Hooray For Global Warming!

January 8, 2008 by
Filed under: Greenpoint Magic, Williamsburg 

Some of you might have noticed that yesterday’s offerings on New York Shitty were few. There are several reasons for this:

  1. January 7 is my birthday and sitting in front of a computer is not my idea of a good time.
  2. It was damned near sixty fucking degrees outside.
  3. When the weather is unseasonably warm, New York’s more colorful citizens come out to play and I like to join them in the revelry.

Man on Third Avenue

I saw this guy when I made an emergency trip to Ricky’s in the East Village. While a little difficult to see in this photograph, he even sports white mascara. It’s the above attention to detail that impresses yours truly, even though I could do without the swastika. Anyhoo…

In order to get to Manhattan I had to ride the Crosstown Local.

The Tyson of Liberty

Behold, the Tyson of Liberty! The riders might have given the G a failing grade for service, but I give the riders an A+ for artistic prowess.


Here’s a nice close-up of Jesus presiding over the destruction of Manhattan.
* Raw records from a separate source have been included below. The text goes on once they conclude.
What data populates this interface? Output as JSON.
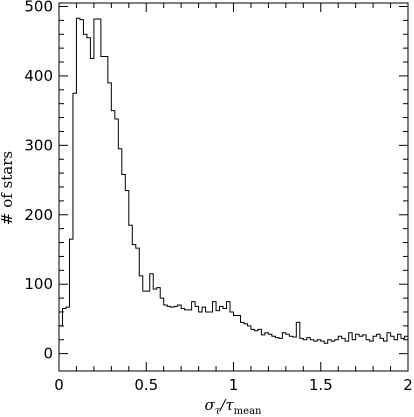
{
  "chart_data": {
    "type": "histogram",
    "title": "",
    "xlabel": {
      "sym": "σ",
      "sub1": "τ",
      "sep": "/",
      "sym2": "τ",
      "sub2": "mean"
    },
    "ylabel": "# of stars",
    "xlim": [
      0,
      2
    ],
    "ylim": [
      -25,
      505
    ],
    "xticks": [
      0,
      0.5,
      1,
      1.5,
      2
    ],
    "xtick_labels": [
      "0",
      "0.5",
      "1",
      "1.5",
      "2"
    ],
    "yticks": [
      0,
      100,
      200,
      300,
      400,
      500
    ],
    "ytick_labels": [
      "0",
      "100",
      "200",
      "300",
      "400",
      "500"
    ],
    "bin_width": 0.02,
    "bin_start": 0,
    "counts": [
      40,
      65,
      67,
      165,
      375,
      483,
      481,
      460,
      455,
      425,
      482,
      482,
      428,
      428,
      390,
      350,
      338,
      295,
      258,
      235,
      185,
      157,
      152,
      112,
      90,
      90,
      115,
      93,
      95,
      80,
      70,
      68,
      67,
      68,
      70,
      65,
      63,
      63,
      75,
      68,
      60,
      67,
      60,
      60,
      75,
      62,
      68,
      65,
      75,
      60,
      55,
      55,
      45,
      43,
      40,
      35,
      33,
      35,
      27,
      30,
      28,
      25,
      23,
      22,
      30,
      28,
      25,
      24,
      45,
      22,
      20,
      23,
      20,
      18,
      20,
      18,
      15,
      20,
      18,
      20,
      25,
      22,
      18,
      30,
      20,
      28,
      25,
      27,
      20,
      18,
      25,
      28,
      22,
      18,
      30,
      25,
      20,
      28,
      22,
      25
    ],
    "grid": false,
    "legend": "none"
  }
}
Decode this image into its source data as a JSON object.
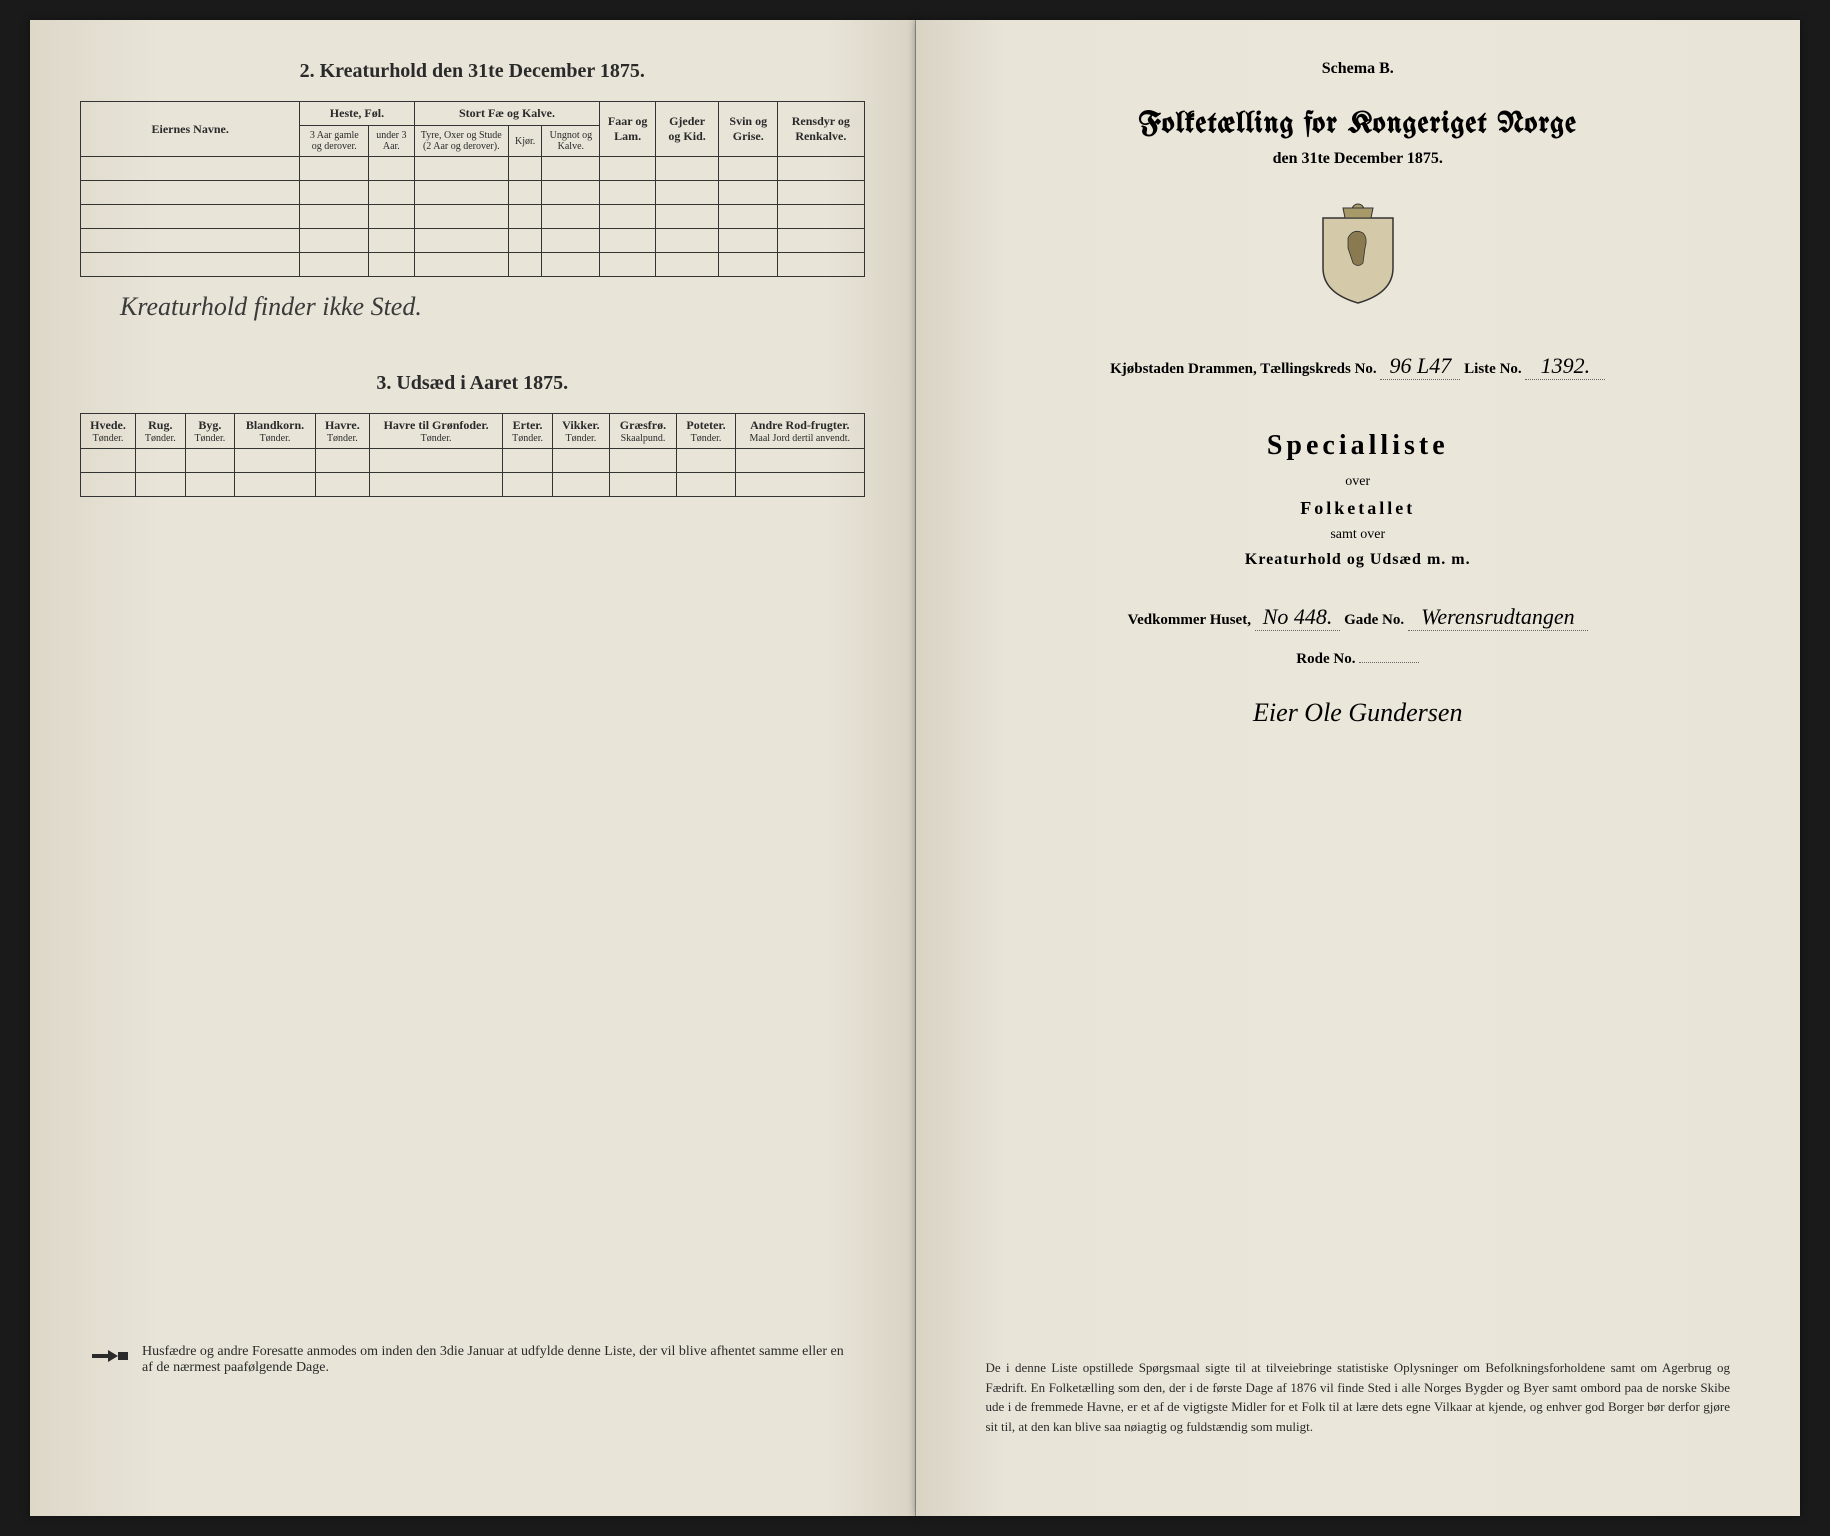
{
  "left_page": {
    "section2": {
      "title": "2. Kreaturhold den 31te December 1875.",
      "col_owner": "Eiernes Navne.",
      "group_heste": "Heste, Føl.",
      "heste_sub1": "3 Aar gamle og derover.",
      "heste_sub2": "under 3 Aar.",
      "group_stortfe": "Stort Fæ og Kalve.",
      "stortfe_sub1": "Tyre, Oxer og Stude (2 Aar og derover).",
      "stortfe_sub2": "Kjør.",
      "stortfe_sub3": "Ungnot og Kalve.",
      "col_faar": "Faar og Lam.",
      "col_gjeder": "Gjeder og Kid.",
      "col_svin": "Svin og Grise.",
      "col_rensdyr": "Rensdyr og Renkalve.",
      "handwritten_note": "Kreaturhold finder ikke Sted."
    },
    "section3": {
      "title": "3. Udsæd i Aaret 1875.",
      "cols": [
        {
          "h": "Hvede.",
          "s": "Tønder."
        },
        {
          "h": "Rug.",
          "s": "Tønder."
        },
        {
          "h": "Byg.",
          "s": "Tønder."
        },
        {
          "h": "Blandkorn.",
          "s": "Tønder."
        },
        {
          "h": "Havre.",
          "s": "Tønder."
        },
        {
          "h": "Havre til Grønfoder.",
          "s": "Tønder."
        },
        {
          "h": "Erter.",
          "s": "Tønder."
        },
        {
          "h": "Vikker.",
          "s": "Tønder."
        },
        {
          "h": "Græsfrø.",
          "s": "Skaalpund."
        },
        {
          "h": "Poteter.",
          "s": "Tønder."
        },
        {
          "h": "Andre Rod-frugter.",
          "s": "Maal Jord dertil anvendt."
        }
      ]
    },
    "footer": "Husfædre og andre Foresatte anmodes om inden den 3die Januar at udfylde denne Liste, der vil blive afhentet samme eller en af de nærmest paafølgende Dage."
  },
  "right_page": {
    "schema": "Schema B.",
    "main_title": "Folketælling for Kongeriget Norge",
    "sub_title": "den 31te December 1875.",
    "kjobstaden_label": "Kjøbstaden Drammen,",
    "taellingskreds_label": "Tællingskreds No.",
    "taellingskreds_val": "96 L47",
    "liste_label": "Liste No.",
    "liste_val": "1392.",
    "specialliste": "Specialliste",
    "over": "over",
    "folketallet": "Folketallet",
    "samt_over": "samt over",
    "kreaturhold": "Kreaturhold og Udsæd m. m.",
    "vedkommer_label": "Vedkommer Huset,",
    "vedkommer_val": "No 448.",
    "gade_label": "Gade No.",
    "gade_val": "Werensrudtangen",
    "rode_label": "Rode No.",
    "signature": "Eier Ole Gundersen",
    "decree": "De i denne Liste opstillede Spørgsmaal sigte til at tilveiebringe statistiske Oplysninger om Befolkningsforholdene samt om Agerbrug og Fædrift. En Folketælling som den, der i de første Dage af 1876 vil finde Sted i alle Norges Bygder og Byer samt ombord paa de norske Skibe ude i de fremmede Havne, er et af de vigtigste Midler for et Folk til at lære dets egne Vilkaar at kjende, og enhver god Borger bør derfor gjøre sit til, at den kan blive saa nøiagtig og fuldstændig som muligt."
  }
}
Speaking of Jesus, here is an annotated poster from the Metropolitan platform.

Fitzgerald is born!

I don’t remember how the original poster read— what’s more I don’t care. I’d rather be edified by the epistles of crack during my wait for the Crosstown Local. It just makes sense.

For a more social life

It would appear those wacky Williamsburgers agree. They just can’t get enough of the stuff! But enough with the drug humor, let’s get back to Greenpoint.


A patron on the Queens-bound platform has a more scatological take on this (ubiquitous) Cloverfield poster. Upon closer examination I discovered there’s a little something for everybody.


An ejaculating penis.

Boobies and Flatulence

A pair of gravity-defying breasts and an explosive fit of flatulence. The latter piece of imagery (rendered in Colonoscope) of reminds me of something I read on The Poop Report recently. It was penned by one “Farmer Brown”:

…I stood up, cursing a flowing string of swear words like a preacher caught in a whorehouse, and delivered one final foghorn fart that made me want to puke my guts up like a jock after a Colt 45 binge.

In closing, I might be one year older but I haven’t really grown up. Miss Heather still loves her some good scat chat. For those of you who don’t, I apologize for offending your more effete sensibilities.

The Santalope

And don’t forget: the Santalope loves you!

Miss Heather


4 Comments on Hooray For Global Warming!

  1. rowan on Tue, 8th Jan 2008 11:34 am
  2. this is why i love G-train stations.

  3. rexlic on Tue, 8th Jan 2008 1:12 pm
  4. Happy Freakin’ Birthday, Miss H!!!

    Here’s a few people you share it with:



    I mean, c’mon: Millard Fillmore…Alfred the butler from TV’s “Batman”…Terry Moore, Howard Hughes’ ex-, and star of “Mighty Joe Young”…Alvin Dark, captain of the ’51 new York Giants of “shot heard ’round the world” fame…Screech!!

    Makes me glad that now I can claim I didn’t work yesterday, not out of laziness, but in your honor!

  5. yakitori on Tue, 8th Jan 2008 2:59 pm
  6. happy birthday!

  7. missheather on Tue, 8th Jan 2008 3:03 pm
  8. Thanks for the kind words. When you share a birthday with such luminaries as Katie Couric (BARFFFF), Millard Fillmore (arguably one of the worst presidents to grace the White House, tho G.W.B. II might give him a run for his money) and Nick Cage (shudder) it means a lot.